El conjunto colectivo, que la información vertiginosa, parcial y fragmentada de las redes, ya no puede unificar, esta librado a los algoritmos (que unifican en sus lecturas las estadísticas que los protocolos llaman masas). El reciente uso de los datos de Facebook, que podrían haber determinado elecciones en muchos ámbitos, es un hito sobresaliente de esta transformación. La maquina lee el universo de cifras de usuarios “mutados” a pueblo, y los expertos los usan para timonear la bamboleante nave imaginaria.

La política era una estrategia de poder, un arte de voluntades y contenidos persuasivos, pero ahora es mero tecnicismo matemático. Mayoría ya era un término ficticio, sumaba la multiplicidad de deseos, los igualaba en una convicción vacua, y la definía desde el poder, desde la misma representación. No obstante, “Mayoría” y “Pueblo” todavía circulan como muertos vivientes, pensamientos “zombis”. Teóricos sociales, como el sofisticado y desaparecido Ernesto Laclau, que procuraba revivir “pueblo” y devolver al populismo una pujanza lacaniana de significantes y significados, no habría podido hoy ignorar el devenir que impone el desarrollo tecnológico. Se asiste a la muerte del símbolo “pueblo”, bajo la cobertura de una red que multiplica los vínculos viralmente, pero cuya forma representada la dan centralmente los expertos. El “Hermano Mayor” de George Orwell es digital.
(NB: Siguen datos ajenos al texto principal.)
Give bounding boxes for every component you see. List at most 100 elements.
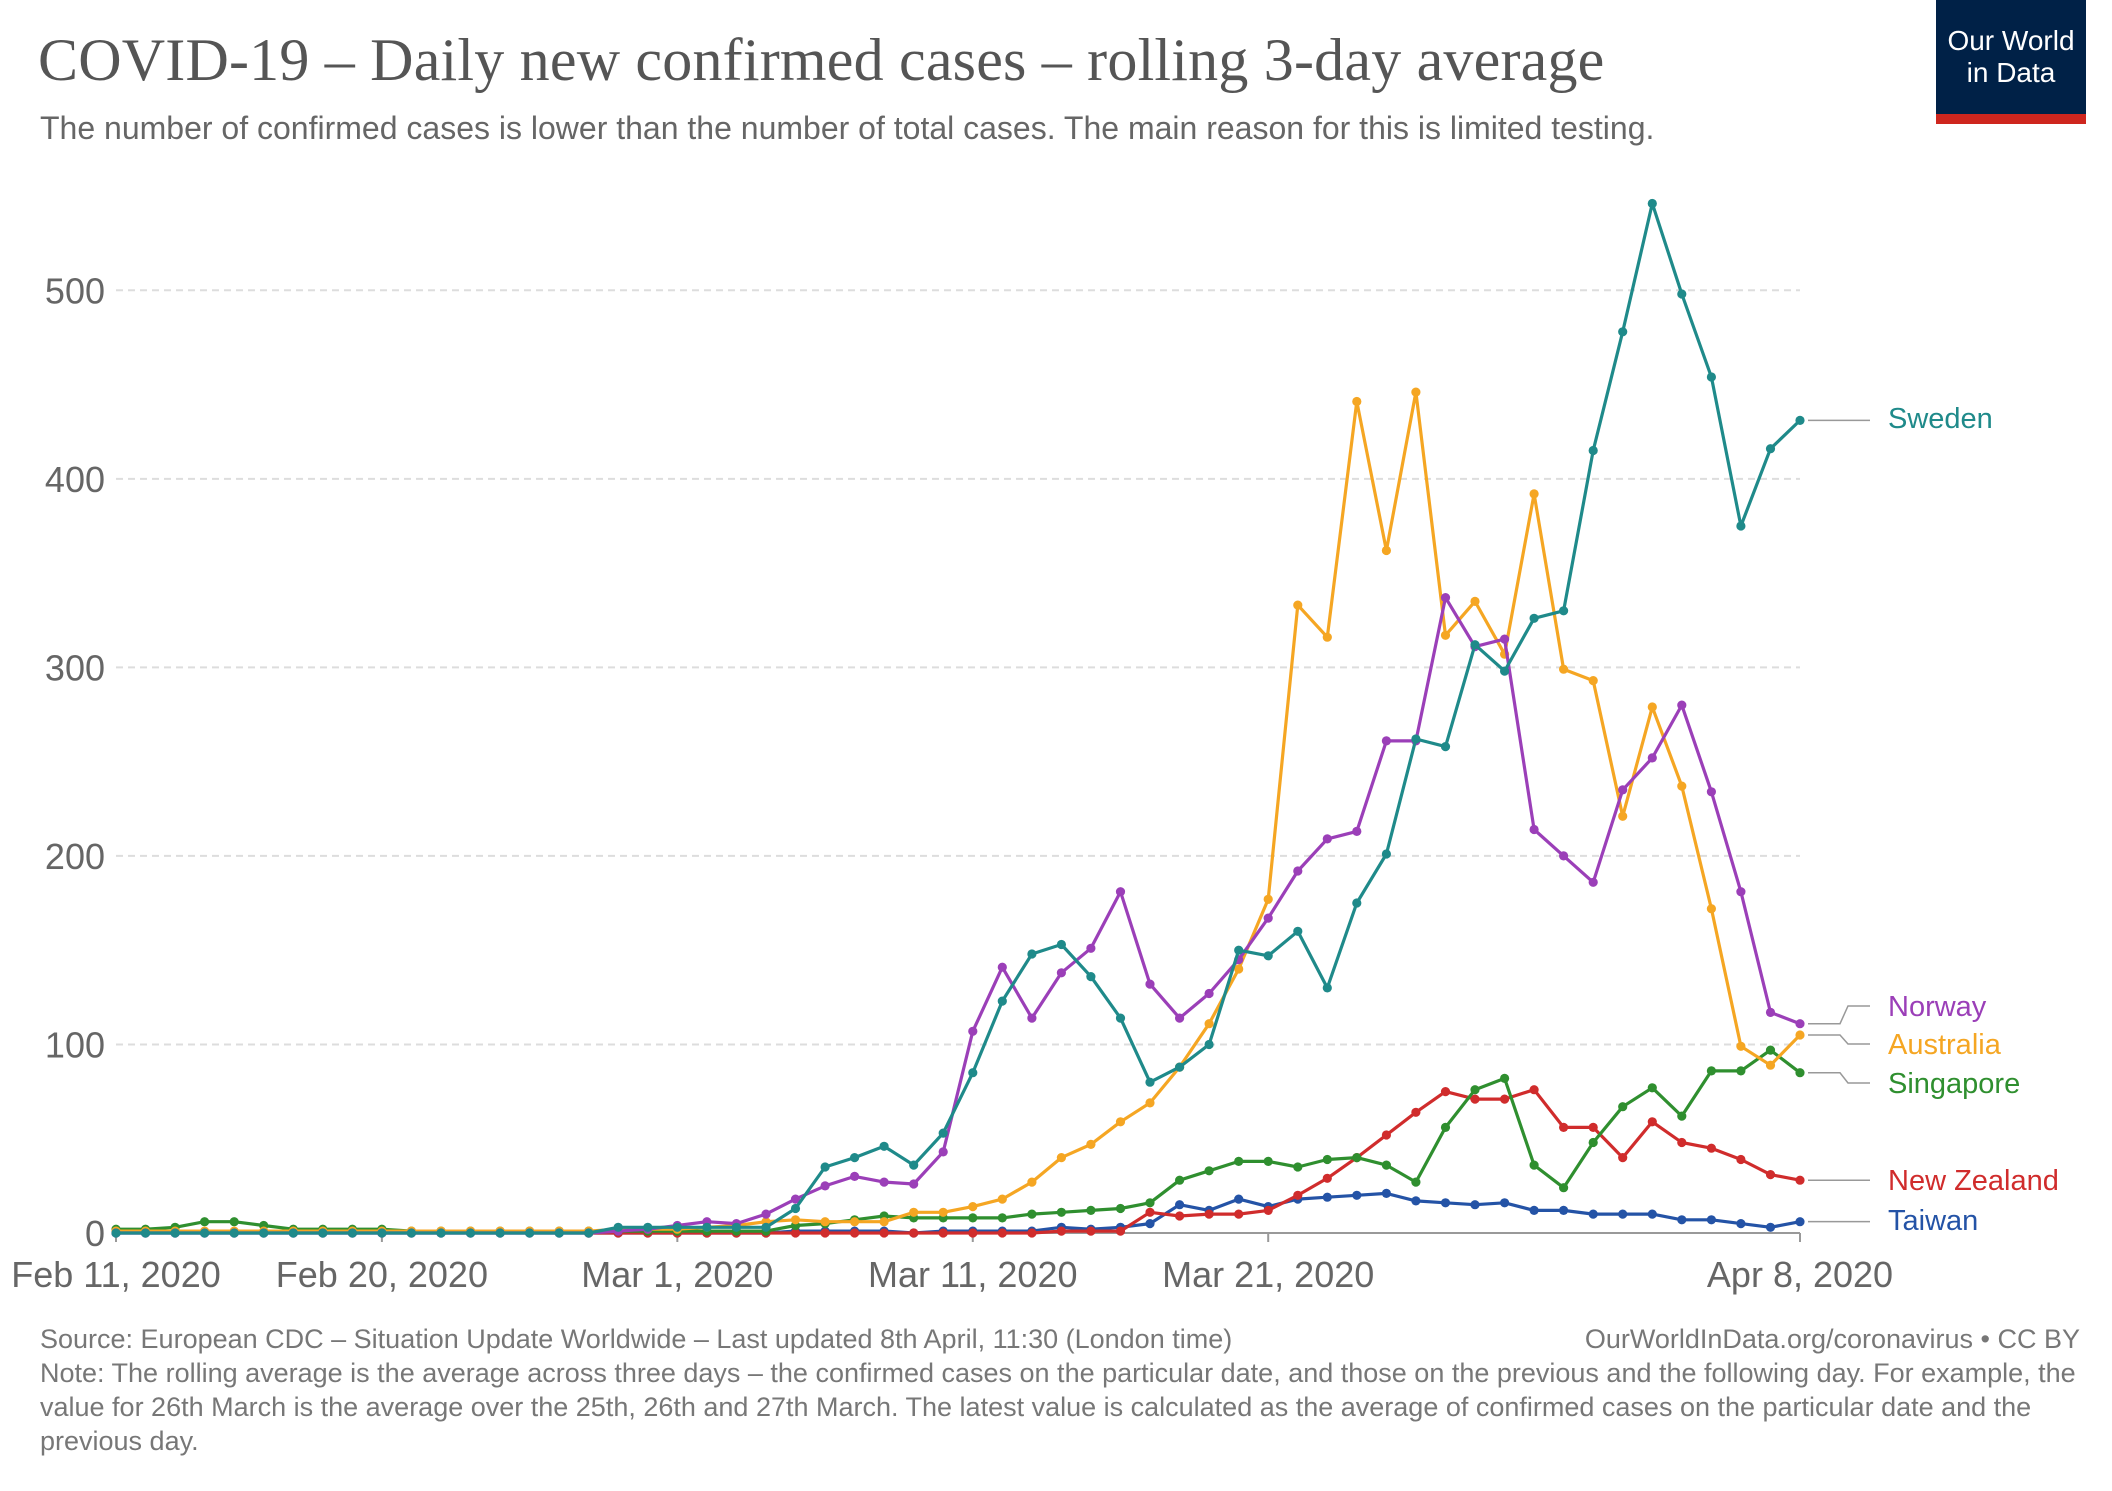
data-point-new-zealand: [1322, 1173, 1332, 1183]
data-point-australia: [1677, 781, 1687, 791]
data-point-sweden: [938, 1128, 948, 1138]
data-point-new-zealand: [1647, 1117, 1657, 1127]
data-point-sweden: [436, 1228, 446, 1238]
label-connector-norway: [1808, 1005, 1870, 1025]
data-point-sweden: [140, 1228, 151, 1238]
data-point-sweden: [229, 1228, 239, 1238]
owid-logo[interactable]: Our World in Data: [1936, 0, 2086, 124]
data-point-sweden: [1263, 951, 1273, 961]
data-point-new-zealand: [850, 1228, 860, 1238]
data-point-singapore: [1440, 1122, 1451, 1132]
data-point-taiwan: [1175, 1200, 1185, 1210]
data-point-sweden: [1381, 849, 1391, 859]
data-point-sweden: [318, 1228, 328, 1238]
data-point-norway: [938, 1147, 948, 1157]
series-new-zealand: [584, 1085, 1805, 1238]
data-point-norway: [909, 1179, 919, 1189]
data-point-australia: [850, 1217, 860, 1227]
data-point-norway: [1115, 887, 1126, 897]
data-point-sweden: [554, 1228, 564, 1238]
series-line-australia: [116, 390, 1802, 1233]
logo-line-1: Our World: [1947, 25, 2075, 56]
series-line-new-zealand: [588, 1088, 1801, 1235]
data-point-new-zealand: [1411, 1107, 1421, 1117]
data-point-new-zealand: [1234, 1209, 1244, 1219]
data-point-taiwan: [1381, 1188, 1391, 1198]
data-point-norway: [997, 962, 1007, 972]
y-tick-label: 400: [45, 459, 105, 500]
chart-subtitle: The number of confirmed cases is lower t…: [40, 110, 1655, 146]
data-point-new-zealand: [1588, 1122, 1598, 1132]
data-point-singapore: [1765, 1045, 1776, 1055]
data-point-sweden: [1440, 742, 1451, 752]
data-point-sweden: [1027, 949, 1037, 959]
credit-link[interactable]: OurWorldInData.org/coronavirus • CC BY: [1584, 1324, 2080, 1354]
data-point-taiwan: [1706, 1215, 1716, 1225]
data-point-singapore: [1086, 1205, 1096, 1215]
data-point-australia: [1529, 489, 1539, 499]
data-point-taiwan: [1736, 1219, 1746, 1229]
data-point-new-zealand: [938, 1228, 948, 1238]
data-point-australia: [968, 1202, 978, 1212]
data-point-new-zealand: [1027, 1228, 1037, 1238]
data-point-sweden: [1234, 945, 1244, 955]
data-point-sweden: [879, 1141, 889, 1151]
data-point-singapore: [1588, 1137, 1598, 1148]
data-point-australia: [1027, 1177, 1037, 1187]
data-point-taiwan: [1618, 1209, 1628, 1219]
data-point-taiwan: [1322, 1192, 1332, 1202]
series-label-singapore: Singapore: [1888, 1068, 2020, 1100]
data-point-sweden: [850, 1153, 860, 1163]
data-point-singapore: [1352, 1153, 1362, 1163]
data-point-australia: [1588, 676, 1598, 686]
data-point-taiwan: [1677, 1215, 1687, 1225]
data-point-norway: [820, 1181, 830, 1191]
y-axis-ticks: 0 100 200 300 400 500: [45, 270, 105, 1254]
data-point-norway: [850, 1171, 860, 1181]
data-point-australia: [938, 1207, 948, 1217]
data-point-sweden: [1322, 983, 1332, 993]
label-connector-singapore: [1808, 1071, 1870, 1084]
data-point-norway: [790, 1194, 801, 1204]
series-norway: [111, 593, 1805, 1238]
label-connector-australia: [1808, 1034, 1870, 1045]
data-point-australia: [997, 1194, 1007, 1204]
data-point-taiwan: [1795, 1217, 1805, 1227]
data-point-taiwan: [1559, 1205, 1569, 1215]
data-point-norway: [968, 1026, 978, 1036]
data-point-sweden: [288, 1228, 298, 1238]
data-point-sweden: [1115, 1013, 1126, 1023]
data-point-sweden: [968, 1068, 978, 1078]
data-point-sweden: [613, 1222, 623, 1232]
data-point-norway: [1293, 866, 1303, 876]
data-point-singapore: [1411, 1177, 1421, 1187]
data-point-sweden: [170, 1228, 180, 1238]
data-point-sweden: [820, 1162, 830, 1172]
data-point-australia: [1411, 387, 1421, 397]
data-point-new-zealand: [1115, 1226, 1126, 1236]
data-point-sweden: [495, 1228, 505, 1238]
series-line-singapore: [116, 1048, 1801, 1233]
data-point-singapore: [1529, 1160, 1539, 1170]
x-tick-label: Feb 11, 2020: [11, 1254, 221, 1295]
data-point-sweden: [377, 1228, 387, 1238]
data-point-norway: [1736, 887, 1746, 897]
data-point-singapore: [1204, 1166, 1214, 1176]
x-tick-label: Mar 21, 2020: [1162, 1254, 1374, 1295]
series-label-taiwan: Taiwan: [1888, 1205, 1978, 1237]
data-point-new-zealand: [1440, 1087, 1451, 1097]
data-point-singapore: [1056, 1207, 1066, 1217]
data-point-new-zealand: [820, 1228, 830, 1238]
x-tick-label: Mar 1, 2020: [581, 1254, 773, 1295]
data-point-australia: [1765, 1060, 1776, 1070]
data-point-australia: [1559, 664, 1569, 674]
series-lines: [111, 198, 1805, 1238]
data-point-norway: [1647, 753, 1657, 763]
data-point-singapore: [1706, 1066, 1716, 1076]
data-point-sweden: [465, 1228, 476, 1238]
series-label-new-zealand: New Zealand: [1888, 1165, 2059, 1197]
data-point-australia: [1440, 630, 1451, 640]
data-point-norway: [1440, 593, 1451, 603]
line-chart: 0 100 200 300 400 500 Feb 11, 2020 Feb 20, 202…: [11, 198, 2059, 1295]
data-point-sweden: [1411, 734, 1421, 744]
La tecnología, los documentales de Lenny Riesfhental que montaron una imagen de multitud filmada desde arriba, había entregado un simulacro “real” que se acercaba a la metáfora pergeñada por Víctor Hugo o Eisenstein. Esa misma tecnología, con un salto cualitativo, hoy fotografía incansablemente la veloz cotidianidad, y fabrica la dispersa biografía de millones de vidas individuales. Es un espejismo interactivo que disuelve las fantasías históricas colectivas. La sustitución de un universo imaginario por otro, implica que el estadista y el político ya no codifican o decodifican la realidad, y su oficio desaparece en silencio, como le sucedió a la alquimia. Es posible que la creciente y masiva corrupción también sea propulsada, compensatoriamente, por este final. El crepúsculo de la política no es ajeno a una pérdida del “aura” de la ética pública. El desvanecimiento de la vida protagónica y sustantiva del político, la obsolescencia de sus destrezas, convirtió su antiguo arte en mera apariencia, mascarada sobre la vida computarizada del nuevo siglo.